На драматическом перекрестке времени элементы новизны, желание "идти в ногу со временем" можно наблюдать у тех кинематографистов, кто удержался в родных пенатах. Это В. Р. Гардин, который к 1917 году был не только главой собственного (вместе с В. Венгеровым) торгового дома, но и знаменитым постановщиком шестисерийного боевика "Ключи счастья". Без видимых колебаний принял он сторону большевиков, пошел работать в Московский кинокомитет, а в 1919-м организовал в Москве Госкиношколу — первообраз нынешнего ВГИКа. Он ставил, не чинясь, агитфильмы, режиссировал и в Ялте ("Призрак бродит по Европе"), а в Москве вместе со своими учениками по Госкиношколе поставил в 1921 году "Серп и молот" — первый почти полнометражный (1300 м) фильм советского производства. Ученик школы Всеволод Пудовкин играл в нем роль большевика Андрея Краснова. Словом, можно смело утверждать, что "собственник" и "частновладелец от кино" Владимир Гардин успешно превратился в деятеля советского экрана. Его ожидает достаточно благополучная судьба: в последние годы жизни он работает на "Ленфильме", играет захваленные критикой роли рабочего Бабченко во "Встречном" Ф. Эрмлера и С. Юткевича (1932), Иудушку Головлева в одноименном фильме пожилого мэтра А. Ивановского.
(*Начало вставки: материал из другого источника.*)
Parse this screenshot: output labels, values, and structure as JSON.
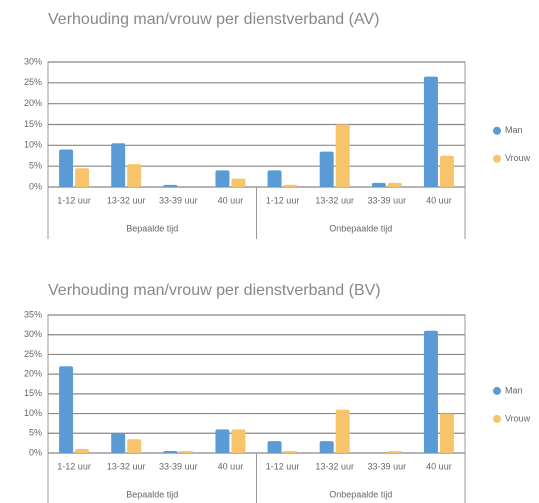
{
  "chart_data": [
    {
      "type": "bar",
      "title": "Verhouding man/vrouw per dienstverband (AV)",
      "groups": [
        {
          "name": "Bepaalde tijd",
          "categories": [
            "1-12 uur",
            "13-32 uur",
            "33-39 uur",
            "40 uur"
          ]
        },
        {
          "name": "Onbepaalde tijd",
          "categories": [
            "1-12 uur",
            "13-32 uur",
            "33-39 uur",
            "40 uur"
          ]
        }
      ],
      "series": [
        {
          "name": "Man",
          "color": "#5b9bd5",
          "values": [
            9,
            10.5,
            0.5,
            4,
            4,
            8.5,
            1,
            26.5
          ]
        },
        {
          "name": "Vrouw",
          "color": "#f7c46c",
          "values": [
            4.5,
            5.5,
            0,
            2,
            0.5,
            15,
            1,
            7.5
          ]
        }
      ],
      "ylim": [
        0,
        30
      ],
      "yticks": [
        {
          "value": 0,
          "label": "0%"
        },
        {
          "value": 5,
          "label": "5%"
        },
        {
          "value": 10,
          "label": "10%"
        },
        {
          "value": 15,
          "label": "15%"
        },
        {
          "value": 20,
          "label": "20%"
        },
        {
          "value": 25,
          "label": "25%"
        },
        {
          "value": 30,
          "label": "30%"
        }
      ],
      "grid": true,
      "legend": "right"
    },
    {
      "type": "bar",
      "title": "Verhouding man/vrouw per dienstverband (BV)",
      "groups": [
        {
          "name": "Bepaalde tijd",
          "categories": [
            "1-12 uur",
            "13-32 uur",
            "33-39 uur",
            "40 uur"
          ]
        },
        {
          "name": "Onbepaalde tijd",
          "categories": [
            "1-12 uur",
            "13-32 uur",
            "33-39 uur",
            "40 uur"
          ]
        }
      ],
      "series": [
        {
          "name": "Man",
          "color": "#5b9bd5",
          "values": [
            22,
            5,
            0.5,
            6,
            3,
            3,
            0,
            31
          ]
        },
        {
          "name": "Vrouw",
          "color": "#f7c46c",
          "values": [
            1,
            3.5,
            0.5,
            6,
            0.5,
            11,
            0.5,
            10
          ]
        }
      ],
      "ylim": [
        0,
        35
      ],
      "yticks": [
        {
          "value": 0,
          "label": "0%"
        },
        {
          "value": 5,
          "label": "5%"
        },
        {
          "value": 10,
          "label": "10%"
        },
        {
          "value": 15,
          "label": "15%"
        },
        {
          "value": 20,
          "label": "20%"
        },
        {
          "value": 25,
          "label": "25%"
        },
        {
          "value": 30,
          "label": "30%"
        },
        {
          "value": 35,
          "label": "35%"
        }
      ],
      "grid": true,
      "legend": "right"
    }
  ]
}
Два обаятельных артиста, много и успешно снимавшихся в старое время, нашли после революции новый путь. Амплуа благородного героя Иван Перестиани сменил на торную дорогу режиссера, сразу одержав великолепную победу: его фильм "Красные дьяволята", веселая, забавная приключенческая лента с оттенком пародии, снятая в Тифлисе в 1923 году, стала одним из любимейших боевиков раннего советского экрана. В режиссуре обрел творческое счастье и вторую жизнь красавец и герой-любовник Амо Бек, перевоплотившись в основоположника армянского кино Амо Ивановича Бек-Назарова (1892–1965), постановщика классических фильмов "Намус", "Зарэ", "Пэпо".
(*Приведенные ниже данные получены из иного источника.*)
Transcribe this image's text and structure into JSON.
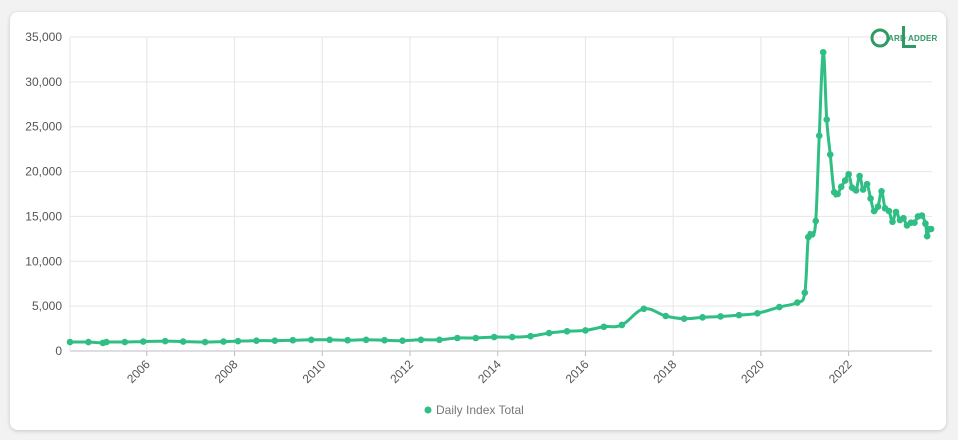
{
  "brand": {
    "logo_text": "ARD ADDER",
    "color": "#2e9a66"
  },
  "chart_data": {
    "type": "line",
    "title": "",
    "xlabel": "",
    "ylabel": "",
    "legend_position": "bottom",
    "grid": true,
    "x_range": [
      2004.25,
      2023.9
    ],
    "ylim": [
      0,
      35000
    ],
    "y_ticks": [
      0,
      5000,
      10000,
      15000,
      20000,
      25000,
      30000,
      35000
    ],
    "y_tick_labels": [
      "0",
      "5,000",
      "10,000",
      "15,000",
      "20,000",
      "25,000",
      "30,000",
      "35,000"
    ],
    "x_ticks": [
      2006,
      2008,
      2010,
      2012,
      2014,
      2016,
      2018,
      2020,
      2022
    ],
    "x_tick_labels": [
      "2006",
      "2008",
      "2010",
      "2012",
      "2014",
      "2016",
      "2018",
      "2020",
      "2022"
    ],
    "series": [
      {
        "name": "Daily Index Total",
        "color": "#2fbe83",
        "x": [
          2004.25,
          2004.67,
          2005.0,
          2005.08,
          2005.5,
          2005.92,
          2006.42,
          2006.83,
          2007.33,
          2007.75,
          2008.08,
          2008.5,
          2008.92,
          2009.33,
          2009.75,
          2010.17,
          2010.58,
          2011.0,
          2011.42,
          2011.83,
          2012.25,
          2012.67,
          2013.08,
          2013.5,
          2013.92,
          2014.33,
          2014.75,
          2015.17,
          2015.58,
          2016.0,
          2016.42,
          2016.83,
          2017.33,
          2017.83,
          2018.25,
          2018.67,
          2019.08,
          2019.5,
          2019.92,
          2020.42,
          2020.83,
          2021.0,
          2021.08,
          2021.17,
          2021.25,
          2021.33,
          2021.42,
          2021.5,
          2021.58,
          2021.67,
          2021.75,
          2021.83,
          2021.92,
          2022.0,
          2022.08,
          2022.17,
          2022.25,
          2022.33,
          2022.42,
          2022.5,
          2022.58,
          2022.67,
          2022.75,
          2022.83,
          2022.92,
          2023.0,
          2023.08,
          2023.17,
          2023.25,
          2023.33,
          2023.42,
          2023.5,
          2023.58,
          2023.67,
          2023.75,
          2023.79,
          2023.83,
          2023.88
        ],
        "values": [
          1000,
          1000,
          900,
          1000,
          1000,
          1050,
          1100,
          1050,
          1000,
          1050,
          1100,
          1150,
          1150,
          1200,
          1250,
          1250,
          1200,
          1250,
          1200,
          1150,
          1250,
          1250,
          1450,
          1450,
          1550,
          1550,
          1650,
          2000,
          2200,
          2300,
          2700,
          2900,
          4700,
          3900,
          3600,
          3750,
          3850,
          4000,
          4200,
          4900,
          5400,
          6500,
          12700,
          13000,
          14500,
          24000,
          33300,
          25800,
          21900,
          17700,
          17500,
          18300,
          19000,
          19700,
          18200,
          17900,
          19500,
          18000,
          18600,
          17000,
          15600,
          16100,
          17800,
          15900,
          15600,
          14400,
          15500,
          14600,
          14800,
          14000,
          14300,
          14300,
          15000,
          15100,
          14200,
          12800,
          13600,
          13600
        ]
      }
    ]
  }
}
Оба они считали себя прямыми продолжателями Е. Ф. Бауэра в режиссуре2.
 
Но самый увлекательный и яркий пример связи "антиподов" являет творчество "первого среди первопроходцев" революционного авангарда Льва Владимировича Кулешова (1899–1970).

Бедный тамбовский дворянин, юноша в 1916 году приехал в Москву учиться живописи. Случайно попал на фабрику Ханжонкова да еще и прямо к Е. Ф. Бауэру, влюбился в кинематограф, как это часто бывало с людьми тогда и потом, и стал работать декоратором. Последние бауэровские фильмы: "Набат", "За счастьем", "Король Парижа" — подписаны художником Л. Кулешовым.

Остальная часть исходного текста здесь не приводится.